Tom Fletcher, Secrétaire général adjoint aux affaires humanitaires et Coordonnateur des secours d’urgence

Sur le plan humanitaire, le chef des affaires humanitaires de l’ONU, Tom Fletcher, a dressé un tableau préoccupant, indiquant que près des deux tiers de la population syrienne, soit 15,6 millions de personnes, auront besoin d’une assistance cette année.

« Les progrès sont réels, mais fragiles. Nous avons besoin de votre soutien concret », a-t-il plaidé devant le Conseil, précisant que les financements actuels ne permettront d’aider qu’environ la moitié des personnes concernées.

Il a également signalé une intensification des pressions humanitaires, avec plus de 390 000 personnes ayant franchi la frontière depuis le Liban depuis le mois de mars, ainsi que la hausse des prix des denrées alimentaires et du carburant liée à des perturbations économiques régionales.

Dans ce contexte, M. Fletcher a averti que le manque de financement pourrait transformer les difficultés actuelles en crises durables.

Plusieurs membres du Conseil ont pris la parole pour évoquer les enjeux sécuritaires et politiques. Les États-Unis ont salué les arrestations récentes d’anciens responsables du régime, les qualifiant de « pas vers la justice », tandis que le Pakistan a appelé à renforcer la lutte contre les groupes terroristes, notamment Daech.

De son côté, la Fédération de Russie a insisté sur la nécessité d’investissements concrets pour la reconstruction des infrastructures de base, notamment dans les secteurs de l’eau et de la santé.

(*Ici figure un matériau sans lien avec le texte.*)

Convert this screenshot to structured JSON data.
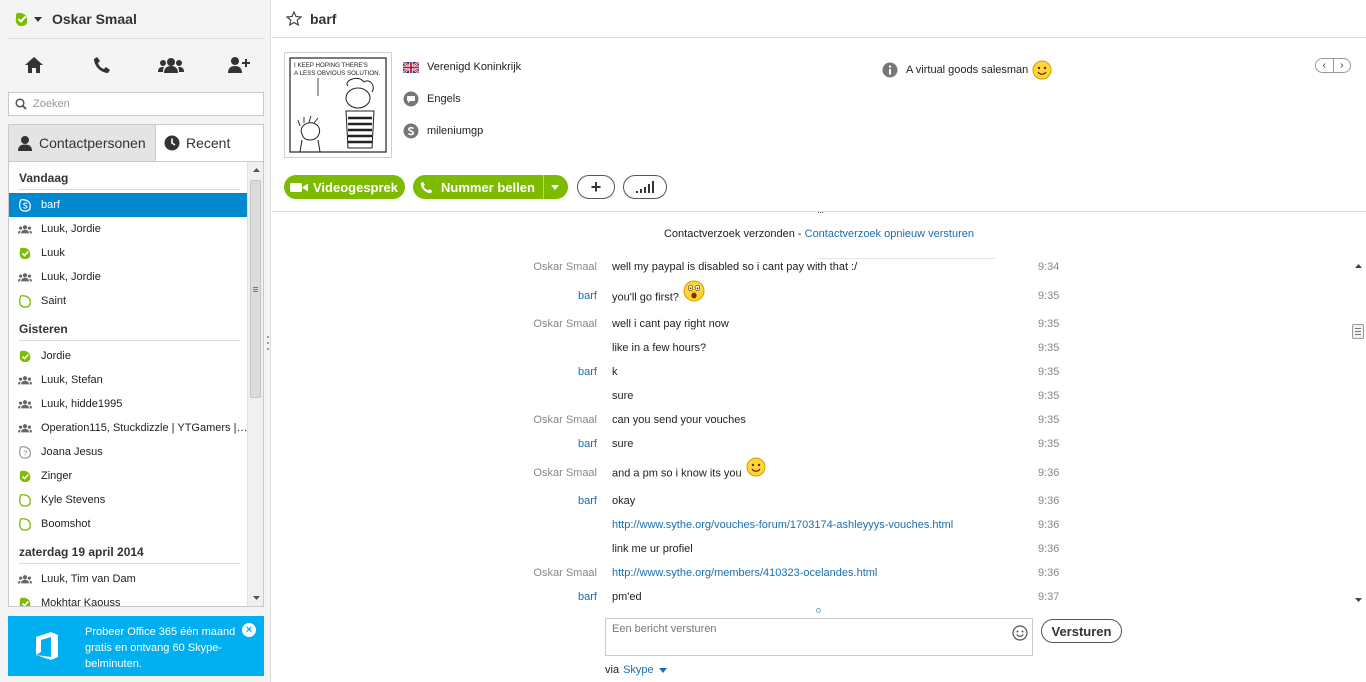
{
  "user": {
    "name": "Oskar Smaal"
  },
  "search": {
    "placeholder": "Zoeken"
  },
  "tabs": {
    "contacts": "Contactpersonen",
    "recent": "Recent"
  },
  "groups": [
    {
      "title": "Vandaag",
      "items": [
        {
          "label": "barf",
          "icon": "skype-status-icon",
          "selected": true
        },
        {
          "label": "Luuk, Jordie",
          "icon": "group-icon"
        },
        {
          "label": "Luuk",
          "icon": "online-status-icon"
        },
        {
          "label": "Luuk, Jordie",
          "icon": "group-icon"
        },
        {
          "label": "Saint",
          "icon": "offline-status-icon"
        }
      ]
    },
    {
      "title": "Gisteren",
      "items": [
        {
          "label": "Jordie",
          "icon": "online-status-icon"
        },
        {
          "label": "Luuk, Stefan",
          "icon": "group-icon"
        },
        {
          "label": "Luuk, hidde1995",
          "icon": "group-icon"
        },
        {
          "label": "Operation115, Stuckdizzle | YTGamers | ...",
          "icon": "group-icon"
        },
        {
          "label": "Joana Jesus",
          "icon": "unknown-status-icon"
        },
        {
          "label": "Zinger",
          "icon": "online-status-icon"
        },
        {
          "label": "Kyle Stevens",
          "icon": "offline-status-icon"
        },
        {
          "label": "Boomshot",
          "icon": "offline-status-icon"
        }
      ]
    },
    {
      "title": "zaterdag 19 april 2014",
      "items": [
        {
          "label": "Luuk, Tim van Dam",
          "icon": "group-icon"
        },
        {
          "label": "Mokhtar Kaouss",
          "icon": "online-status-icon"
        }
      ]
    }
  ],
  "promo": {
    "text": "Probeer Office 365 één maand gratis en ontvang 60 Skype-belminuten.",
    "close": "×"
  },
  "conversation": {
    "title": "barf",
    "profile": {
      "country": "Verenigd Koninkrijk",
      "language": "Engels",
      "skype_name": "mileniumgp",
      "mood": "A virtual goods salesman",
      "comic_caption_1": "I KEEP HOPING THERE'S",
      "comic_caption_2": "A LESS OBVIOUS SOLUTION."
    },
    "nav_prev": "‹",
    "nav_next": "›",
    "actions": {
      "video": "Videogesprek",
      "call": "Nummer bellen",
      "add": "+"
    },
    "collapse": "...",
    "contact_request": {
      "text": "Contactverzoek verzonden - ",
      "link": "Contactverzoek opnieuw versturen"
    },
    "messages": [
      {
        "sender": "Oskar Smaal",
        "from_me": true,
        "text": "well my paypal is disabled so i cant pay with that :/",
        "time": "9:34"
      },
      {
        "sender": "barf",
        "from_me": false,
        "text": "you'll go first?",
        "emoticon": "surprised",
        "time": "9:35"
      },
      {
        "sender": "Oskar Smaal",
        "from_me": true,
        "text": "well i cant pay right now",
        "time": "9:35"
      },
      {
        "sender": "",
        "from_me": true,
        "text": "like in a few hours?",
        "time": "9:35"
      },
      {
        "sender": "barf",
        "from_me": false,
        "text": "k",
        "time": "9:35"
      },
      {
        "sender": "",
        "from_me": false,
        "text": "sure",
        "time": "9:35"
      },
      {
        "sender": "Oskar Smaal",
        "from_me": true,
        "text": "can you send your vouches",
        "time": "9:35"
      },
      {
        "sender": "barf",
        "from_me": false,
        "text": "sure",
        "time": "9:35"
      },
      {
        "sender": "Oskar Smaal",
        "from_me": true,
        "text": "and a pm so i know its you",
        "emoticon": "smile",
        "time": "9:36"
      },
      {
        "sender": "barf",
        "from_me": false,
        "text": "okay",
        "time": "9:36"
      },
      {
        "sender": "",
        "from_me": false,
        "text": "http://www.sythe.org/vouches-forum/1703174-ashleyyys-vouches.html",
        "link": true,
        "time": "9:36"
      },
      {
        "sender": "",
        "from_me": false,
        "text": "link me ur profiel",
        "time": "9:36"
      },
      {
        "sender": "Oskar Smaal",
        "from_me": true,
        "text": "http://www.sythe.org/members/410323-ocelandes.html",
        "link": true,
        "time": "9:36"
      },
      {
        "sender": "barf",
        "from_me": false,
        "text": "pm'ed",
        "time": "9:37"
      }
    ],
    "composer": {
      "placeholder": "Een bericht versturen",
      "send": "Versturen",
      "via_label": "via",
      "via_link": "Skype"
    }
  },
  "colors": {
    "brand_blue": "#00aff0",
    "selection": "#0089cf",
    "online_green": "#7cbb00",
    "link": "#1a6fb0"
  }
}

Le représentant de la Syrie a, pour sa part, défendu les efforts du gouvernement de transition, tout en dénonçant les difficultés liées au contexte régional et aux défis sécuritaires.

La réunion s’est achevée sur un appel général à soutenir la transition syrienne, entre exigences de justice, besoins humanitaires urgents et impératif de stabilisation durable du pays.